The stone was used over a long period of time as the door sill of the main, South entrance to the church, and was much degraded by the continued footsteps, including the deterioration of the carving.

==Church bells==
In 1553, the inventory of church goods lists Lustleigh as having four bells, which was normal at the time (most churches having either three or four). In October 1864 the Reverend H. T. Ellacombe recorded that Lustleigh had four bells, cast by Thomas Castleman Bilbie of Cullompton in 1799. The Bilbie family were prolific founders and bellhangers and examples of their work still exist in Devon. These Bilbie bells would almost certainly have been recast from the metal of the previous bells, probably near the church as transporting bells once cast was difficult. Two of the inscriptions on the bells included the names of the churchwardens of the time, Elias Cuming and John Amery, although Ellacombe's notes spell Cuming differently on each bell; this may be an error on his part or more probably on the part of the foundry.
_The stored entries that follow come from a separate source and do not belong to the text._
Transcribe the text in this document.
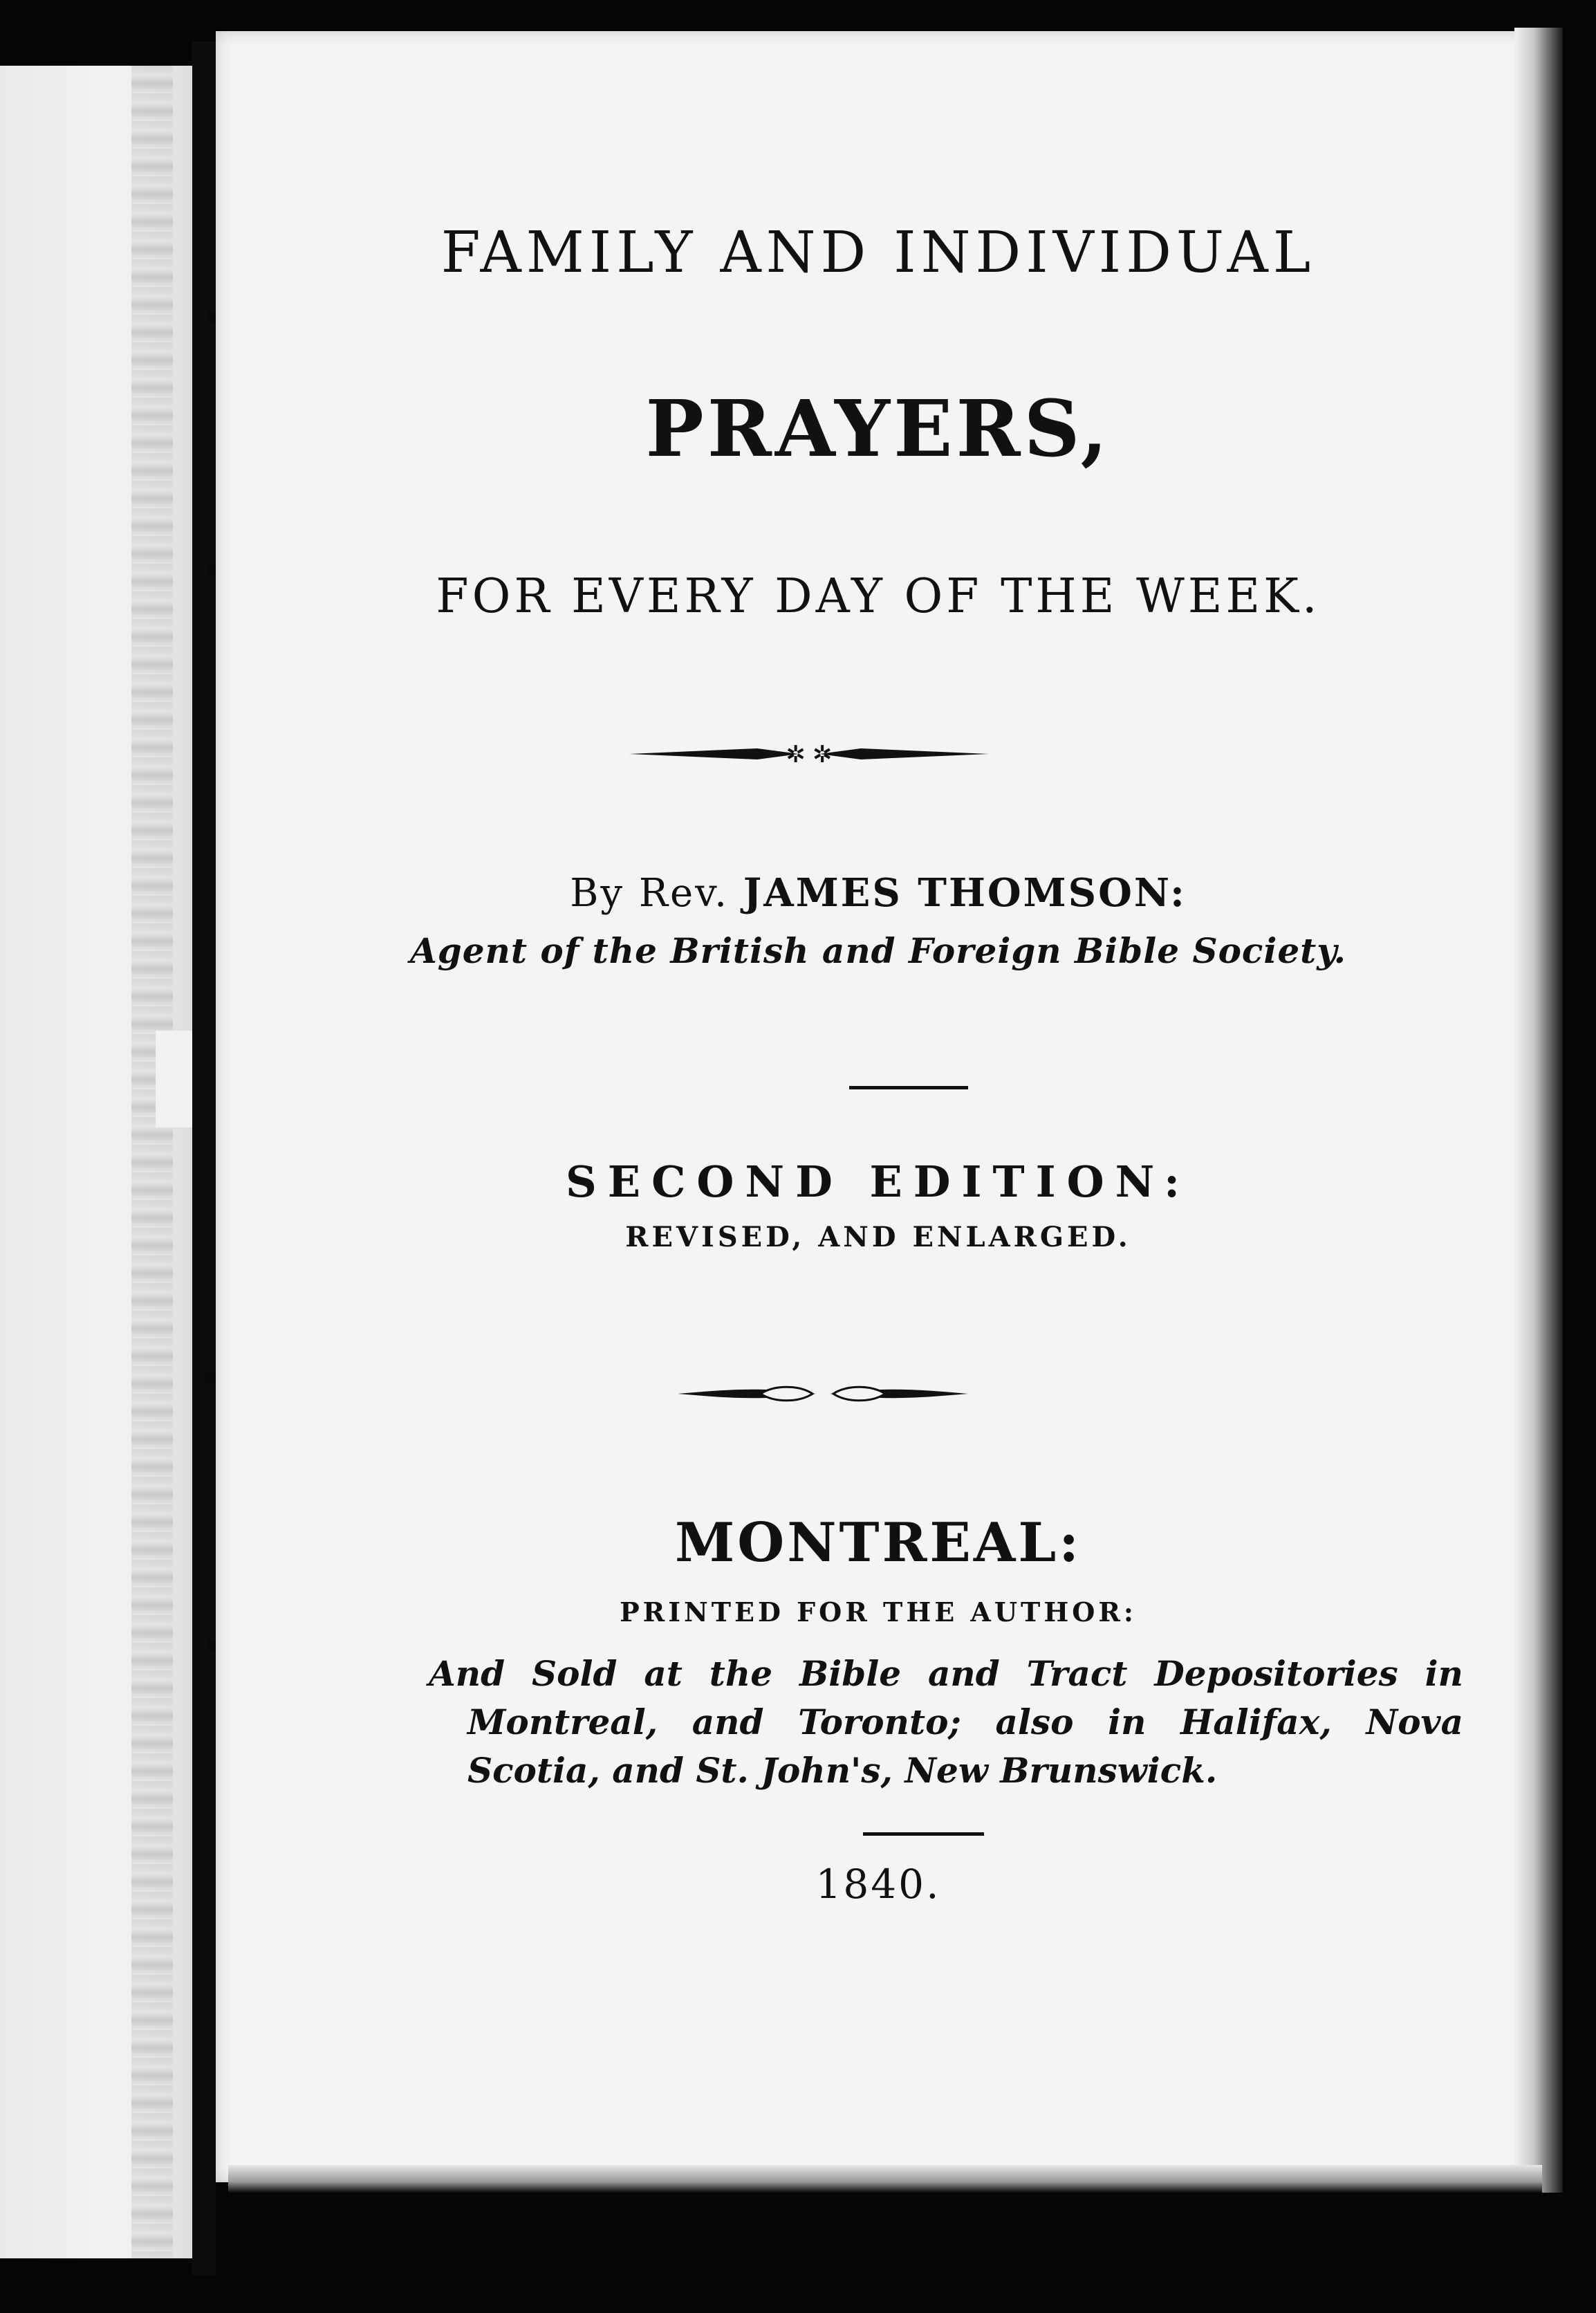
FAMILY AND INDIVIDUAL
PRAYERS,
FOR EVERY DAY OF THE WEEK.
✲ ✲
By Rev. JAMES THOMSON:
Agent of the British and Foreign Bible Society.
SECOND EDITION:
REVISED, AND ENLARGED.
MONTREAL:
PRINTED FOR THE AUTHOR:
And Sold at the Bible and Tract Depositories in Montreal, and Toronto; also in Halifax, Nova Scotia, and St. John's, New Brunswick.
1840.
In 1875 William Aggett of Chagford, a local bellhanger, hung a fifth bell, a new treble, in the tower; it was cast by Taylors bellfoundry of Loughborough who also cast a sixth, a tenor, in 1890 and who are still in business. In 1923 Gillett & Johnston of Croydon recast all six and these are the bells that hang in the church today and ring out on Sunday morning and other times. The inscription of the old bells was reproduced on the new bells, although Gillett & Johnston reproduced the name "Bilbie" as "Billie" on every bell. The bells were substantially overhauled in 2008 by Nicholson Bellhangers and the tower steeple keeper Robert Brown of Bovey Tracey.

===Bell arrangement===
The bells are arranged as a full circle ring.
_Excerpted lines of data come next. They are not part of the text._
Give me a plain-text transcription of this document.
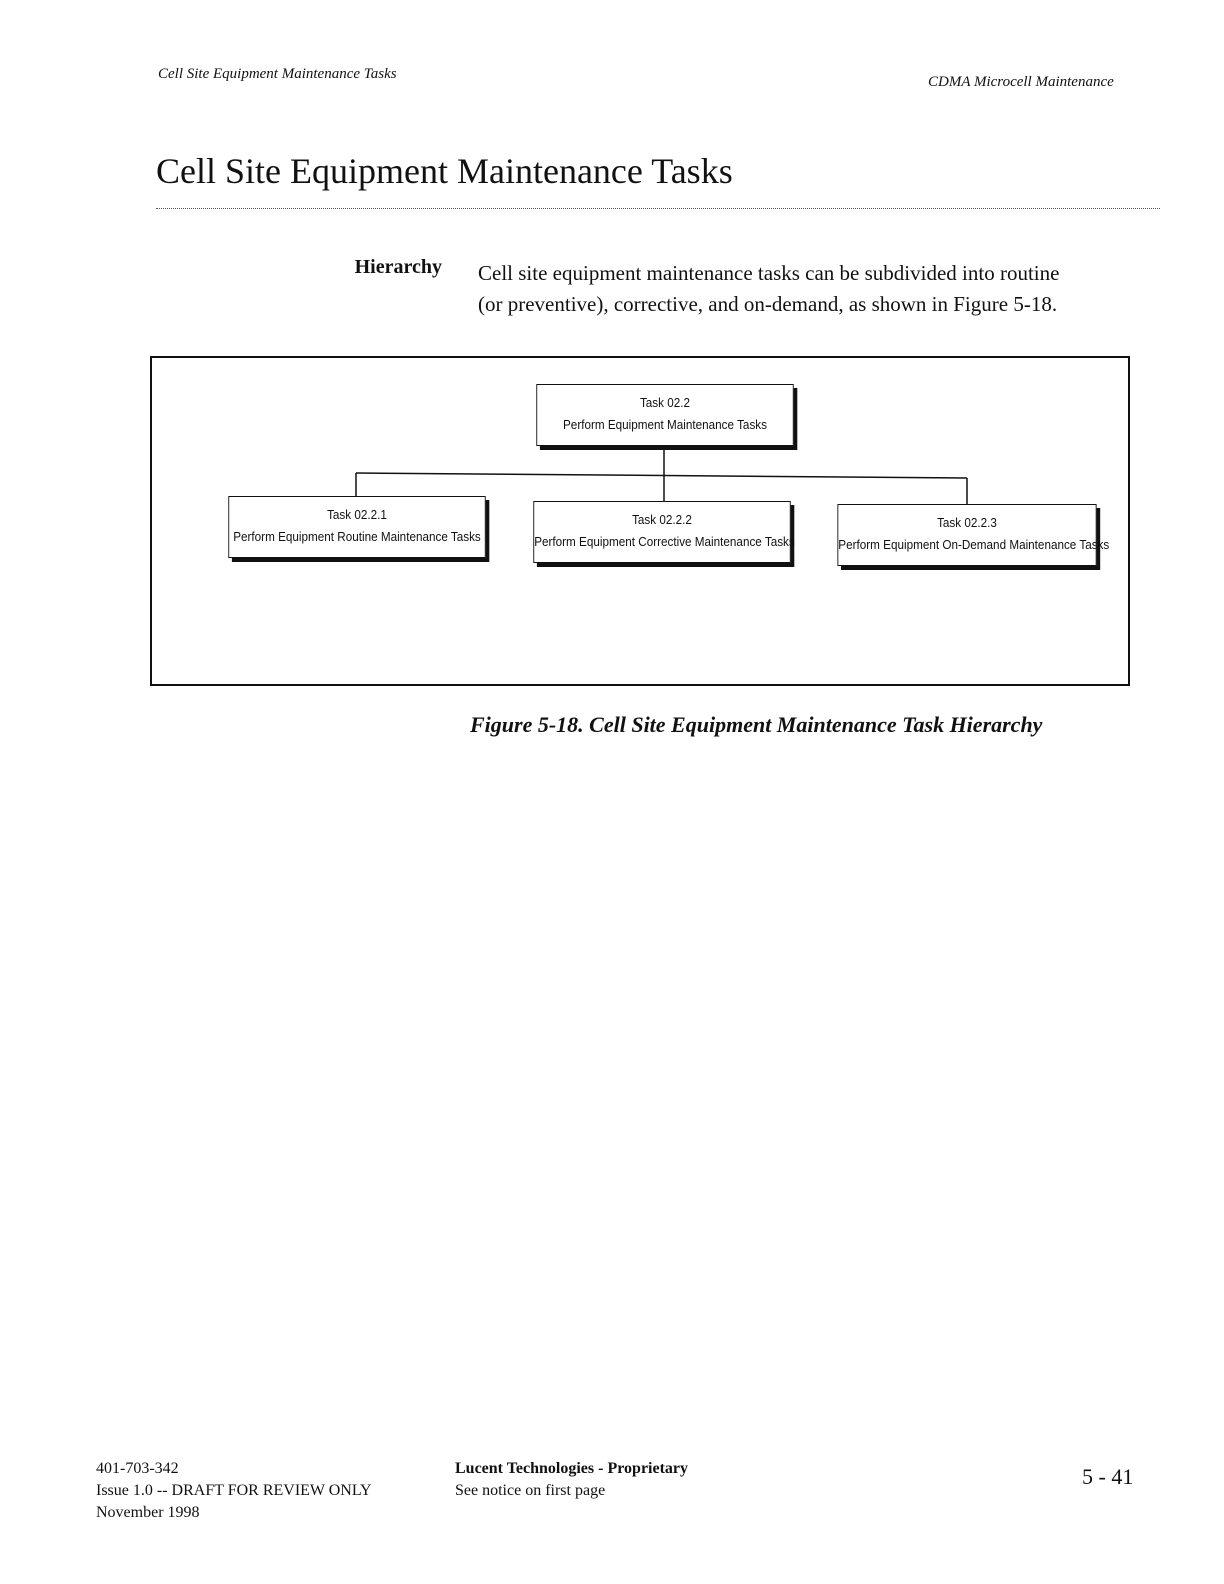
Cell Site Equipment Maintenance Tasks	CDMA Microcell Maintenance
Cell Site Equipment Maintenance Tasks
Hierarchy Cell site equipment maintenance tasks can be subdivided into routine
(or preventive), corrective, and on-demand, as shown in Figure 5-18.
Task 02.2
Perform Equipment Maintenance Tasks
Task 02.2.1
Perform Equipment Routine Maintenance Tasks
Task 02.2.2
Perform Equipment Corrective Maintenance Tasks
Task 02.2.3
Perform Equipment On-Demand Maintenance Tasks
Figure 5-18. Cell Site Equipment Maintenance Task Hierarchy
401-703-342
Issue 1.0 -- DRAFT FOR REVIEW ONLY
November 1998
Lucent Technologies - Proprietary
See notice on first page
5 - 41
Bells at St John the Baptist, Lustleigh
| Bell | Weight | Note |
|---|---|---|
| 1 | 3 long tons 3 cwt 23 qr (7,700 lb or 3.49 t) | E |
| 2 | 4 long tons 2 cwt 15 qr (9,600 lb or 4.36 t) | D |
| 3 | 5 long tons 3 cwt 25 qr (12,240 lb or 5.55 t) | C |
| 4 | 7 long tons 0 cwt 15 qr (16,100 lb or 7.3 t) | B |
| 5 | 8 long tons 2 cwt 6 qr (18,310 lb or 8.31 t) | A |
| 6 | 8 long tons 2 cwt 6 qr (18,310 lb or 8.31 t) | G |

==Building status==
The church is listed at Grade I as a building of exceptional interest. The Lychgate and perimeter wall around the churchyard, the Lantern on the Churchyard Wall, as well as the Old Vestry are all listed at Grade II.

The graveyard at the church is registered with Commonwealth War Graves Commission and contains the remains of three soldiers, all from the First World War.